Delight yourself also in the LORD; and he shall give you the desires of your heart.
All Commentaries on Psalms 37:4 Go To Psalms 37
Augustine of Hippo
"Delight thyself in the Lord" (ver. 4). As if thou hadst put the question, and hadst said "Show me the riches of that land, in which thou biddest me dwell", he says, "Delight thyself in the Lord."
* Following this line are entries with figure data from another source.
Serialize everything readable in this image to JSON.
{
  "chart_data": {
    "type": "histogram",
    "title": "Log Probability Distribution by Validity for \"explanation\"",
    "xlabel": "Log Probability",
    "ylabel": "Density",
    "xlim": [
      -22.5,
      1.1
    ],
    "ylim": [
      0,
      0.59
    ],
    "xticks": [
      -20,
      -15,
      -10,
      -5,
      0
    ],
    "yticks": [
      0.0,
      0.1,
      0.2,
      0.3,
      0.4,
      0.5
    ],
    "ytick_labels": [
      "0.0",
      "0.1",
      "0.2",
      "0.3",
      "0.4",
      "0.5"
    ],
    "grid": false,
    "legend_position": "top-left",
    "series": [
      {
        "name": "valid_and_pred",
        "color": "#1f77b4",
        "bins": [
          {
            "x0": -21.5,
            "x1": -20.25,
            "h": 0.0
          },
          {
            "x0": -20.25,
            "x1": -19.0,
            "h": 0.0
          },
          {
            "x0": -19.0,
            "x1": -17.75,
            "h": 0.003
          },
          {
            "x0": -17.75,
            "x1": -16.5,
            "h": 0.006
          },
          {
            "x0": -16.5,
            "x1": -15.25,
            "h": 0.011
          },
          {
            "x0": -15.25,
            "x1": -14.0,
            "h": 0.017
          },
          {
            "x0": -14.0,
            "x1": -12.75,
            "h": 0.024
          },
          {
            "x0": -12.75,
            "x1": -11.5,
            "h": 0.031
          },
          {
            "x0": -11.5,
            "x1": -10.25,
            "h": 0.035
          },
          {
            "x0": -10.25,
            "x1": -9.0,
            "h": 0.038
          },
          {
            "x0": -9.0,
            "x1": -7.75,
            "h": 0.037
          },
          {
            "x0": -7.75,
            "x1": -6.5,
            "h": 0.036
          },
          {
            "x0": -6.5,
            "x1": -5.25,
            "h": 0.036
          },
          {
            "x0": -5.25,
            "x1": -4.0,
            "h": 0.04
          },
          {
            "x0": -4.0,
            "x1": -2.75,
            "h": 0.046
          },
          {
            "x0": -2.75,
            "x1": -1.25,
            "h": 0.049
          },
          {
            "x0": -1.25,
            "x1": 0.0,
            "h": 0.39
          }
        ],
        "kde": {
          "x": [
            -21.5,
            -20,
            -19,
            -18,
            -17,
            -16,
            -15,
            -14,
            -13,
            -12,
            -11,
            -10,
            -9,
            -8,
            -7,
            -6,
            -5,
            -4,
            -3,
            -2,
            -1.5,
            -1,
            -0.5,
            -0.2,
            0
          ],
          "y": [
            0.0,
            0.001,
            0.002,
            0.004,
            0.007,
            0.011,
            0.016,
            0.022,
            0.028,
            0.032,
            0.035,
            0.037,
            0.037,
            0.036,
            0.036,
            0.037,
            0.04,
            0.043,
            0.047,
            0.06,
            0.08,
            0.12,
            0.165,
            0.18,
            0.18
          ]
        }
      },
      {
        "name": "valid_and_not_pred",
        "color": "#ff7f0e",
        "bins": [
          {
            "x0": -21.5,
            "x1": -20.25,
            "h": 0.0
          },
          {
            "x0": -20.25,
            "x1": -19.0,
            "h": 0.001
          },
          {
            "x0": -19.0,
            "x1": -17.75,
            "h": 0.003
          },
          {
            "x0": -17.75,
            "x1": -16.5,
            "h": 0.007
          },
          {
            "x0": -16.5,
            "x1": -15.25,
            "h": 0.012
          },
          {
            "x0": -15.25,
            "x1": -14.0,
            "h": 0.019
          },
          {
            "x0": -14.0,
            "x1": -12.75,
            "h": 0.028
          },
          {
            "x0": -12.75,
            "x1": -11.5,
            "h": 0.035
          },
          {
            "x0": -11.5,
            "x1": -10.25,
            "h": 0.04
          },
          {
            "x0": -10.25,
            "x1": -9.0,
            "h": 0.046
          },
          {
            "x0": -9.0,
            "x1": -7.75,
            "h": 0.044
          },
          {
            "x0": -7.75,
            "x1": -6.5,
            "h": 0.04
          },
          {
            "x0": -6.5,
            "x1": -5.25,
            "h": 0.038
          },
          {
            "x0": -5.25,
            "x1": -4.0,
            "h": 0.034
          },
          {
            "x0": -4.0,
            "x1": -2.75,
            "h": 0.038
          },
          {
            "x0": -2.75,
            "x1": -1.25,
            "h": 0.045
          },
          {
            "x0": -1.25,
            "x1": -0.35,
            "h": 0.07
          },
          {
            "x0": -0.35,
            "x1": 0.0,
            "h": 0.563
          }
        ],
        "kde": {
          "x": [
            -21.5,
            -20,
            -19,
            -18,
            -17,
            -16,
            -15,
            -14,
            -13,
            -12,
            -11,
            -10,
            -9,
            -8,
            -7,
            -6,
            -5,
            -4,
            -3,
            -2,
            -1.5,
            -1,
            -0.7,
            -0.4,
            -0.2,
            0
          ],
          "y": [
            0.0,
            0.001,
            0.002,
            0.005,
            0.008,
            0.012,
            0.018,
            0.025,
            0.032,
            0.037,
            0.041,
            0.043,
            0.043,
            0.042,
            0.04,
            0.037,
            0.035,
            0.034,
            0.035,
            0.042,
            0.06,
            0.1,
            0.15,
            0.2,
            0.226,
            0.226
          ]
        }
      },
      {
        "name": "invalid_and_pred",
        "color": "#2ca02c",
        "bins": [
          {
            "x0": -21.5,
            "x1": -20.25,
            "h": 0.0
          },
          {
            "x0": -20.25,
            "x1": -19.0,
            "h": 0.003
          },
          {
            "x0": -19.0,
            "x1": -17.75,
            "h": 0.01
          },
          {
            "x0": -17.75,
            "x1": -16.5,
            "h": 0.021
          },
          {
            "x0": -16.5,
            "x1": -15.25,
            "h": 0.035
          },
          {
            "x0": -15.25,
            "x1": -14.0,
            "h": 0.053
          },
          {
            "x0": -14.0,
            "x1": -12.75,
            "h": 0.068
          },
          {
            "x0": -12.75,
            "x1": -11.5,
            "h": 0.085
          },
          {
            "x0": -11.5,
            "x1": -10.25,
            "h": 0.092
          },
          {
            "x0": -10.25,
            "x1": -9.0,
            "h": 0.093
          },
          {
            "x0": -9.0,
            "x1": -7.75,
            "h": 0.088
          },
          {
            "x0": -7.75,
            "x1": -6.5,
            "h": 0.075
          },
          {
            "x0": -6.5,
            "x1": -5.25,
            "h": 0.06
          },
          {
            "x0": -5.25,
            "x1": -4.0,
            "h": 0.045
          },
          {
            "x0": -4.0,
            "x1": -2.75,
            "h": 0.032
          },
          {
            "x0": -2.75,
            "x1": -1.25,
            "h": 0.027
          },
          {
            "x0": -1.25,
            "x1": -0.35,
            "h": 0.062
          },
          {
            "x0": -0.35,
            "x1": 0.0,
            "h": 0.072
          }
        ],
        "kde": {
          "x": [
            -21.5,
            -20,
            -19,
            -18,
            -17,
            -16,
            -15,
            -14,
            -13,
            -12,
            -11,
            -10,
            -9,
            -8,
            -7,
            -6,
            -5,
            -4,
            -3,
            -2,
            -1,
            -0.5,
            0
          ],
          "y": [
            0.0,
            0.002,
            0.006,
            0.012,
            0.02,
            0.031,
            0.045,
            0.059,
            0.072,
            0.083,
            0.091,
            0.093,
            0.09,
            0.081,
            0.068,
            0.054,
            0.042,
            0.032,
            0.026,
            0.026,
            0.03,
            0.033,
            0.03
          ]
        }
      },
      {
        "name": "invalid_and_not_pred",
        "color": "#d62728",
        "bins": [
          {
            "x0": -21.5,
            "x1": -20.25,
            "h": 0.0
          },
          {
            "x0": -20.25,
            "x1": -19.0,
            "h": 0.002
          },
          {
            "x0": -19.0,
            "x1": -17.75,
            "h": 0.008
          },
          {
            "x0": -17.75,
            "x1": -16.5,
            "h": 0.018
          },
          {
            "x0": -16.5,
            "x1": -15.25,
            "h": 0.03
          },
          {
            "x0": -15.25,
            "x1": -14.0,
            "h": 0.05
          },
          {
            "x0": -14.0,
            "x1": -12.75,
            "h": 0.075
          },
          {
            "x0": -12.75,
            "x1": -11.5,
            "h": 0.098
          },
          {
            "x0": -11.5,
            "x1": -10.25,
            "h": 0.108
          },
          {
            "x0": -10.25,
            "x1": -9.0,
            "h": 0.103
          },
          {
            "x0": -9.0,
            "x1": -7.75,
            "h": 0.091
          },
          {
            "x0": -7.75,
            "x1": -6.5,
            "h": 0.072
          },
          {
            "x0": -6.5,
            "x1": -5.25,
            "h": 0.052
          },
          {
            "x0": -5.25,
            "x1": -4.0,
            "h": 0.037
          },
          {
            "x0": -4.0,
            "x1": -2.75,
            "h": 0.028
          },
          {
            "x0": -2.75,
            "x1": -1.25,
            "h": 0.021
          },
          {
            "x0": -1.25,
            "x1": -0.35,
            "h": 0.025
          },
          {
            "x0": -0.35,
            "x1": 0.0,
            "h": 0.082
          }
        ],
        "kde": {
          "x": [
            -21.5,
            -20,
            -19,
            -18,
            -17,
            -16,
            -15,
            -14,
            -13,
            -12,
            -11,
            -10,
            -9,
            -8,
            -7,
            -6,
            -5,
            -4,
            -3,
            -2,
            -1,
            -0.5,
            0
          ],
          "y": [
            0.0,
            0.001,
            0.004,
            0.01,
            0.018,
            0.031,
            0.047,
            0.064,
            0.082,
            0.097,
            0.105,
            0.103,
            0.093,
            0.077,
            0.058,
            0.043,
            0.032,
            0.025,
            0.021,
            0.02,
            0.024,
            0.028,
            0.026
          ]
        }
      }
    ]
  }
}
5. "And He shall give thee the desires of thine heart." Understand in their proper signification, "the desires of thine heart." Distinguish the "desires of thine heart" from the desires of thy flesh; distinguish as much as thou canst. It is not without a meaning that it is said in a certain Psalm, "God is" (the strength) "of mine heart." For there it says in what follows: "And God is myportion for ever." For instance: One labours under bodily blindness. He asks that he may receive his sight. Let him ask it; for God does that too, and gives those blessings also. But these things are asked for even by the wicked. This is a desire of the flesh. One is sick, and prays to be made sound. From the point of death he is restored to health. That too is a desire of the flesh, as are all of such a kind. What is "the desire of the heart"? As the desire of the flesh is to wish to have one's eyesight restored, to enable him, that is, to see that light, which can be seen by such eyes; so "the desire of the heart" relates to a different sort of light. For, "Blessed are the pure in heart, for they shall see God. Delight thou thyself in the Lord; and He shall give thee the desires of thine heart."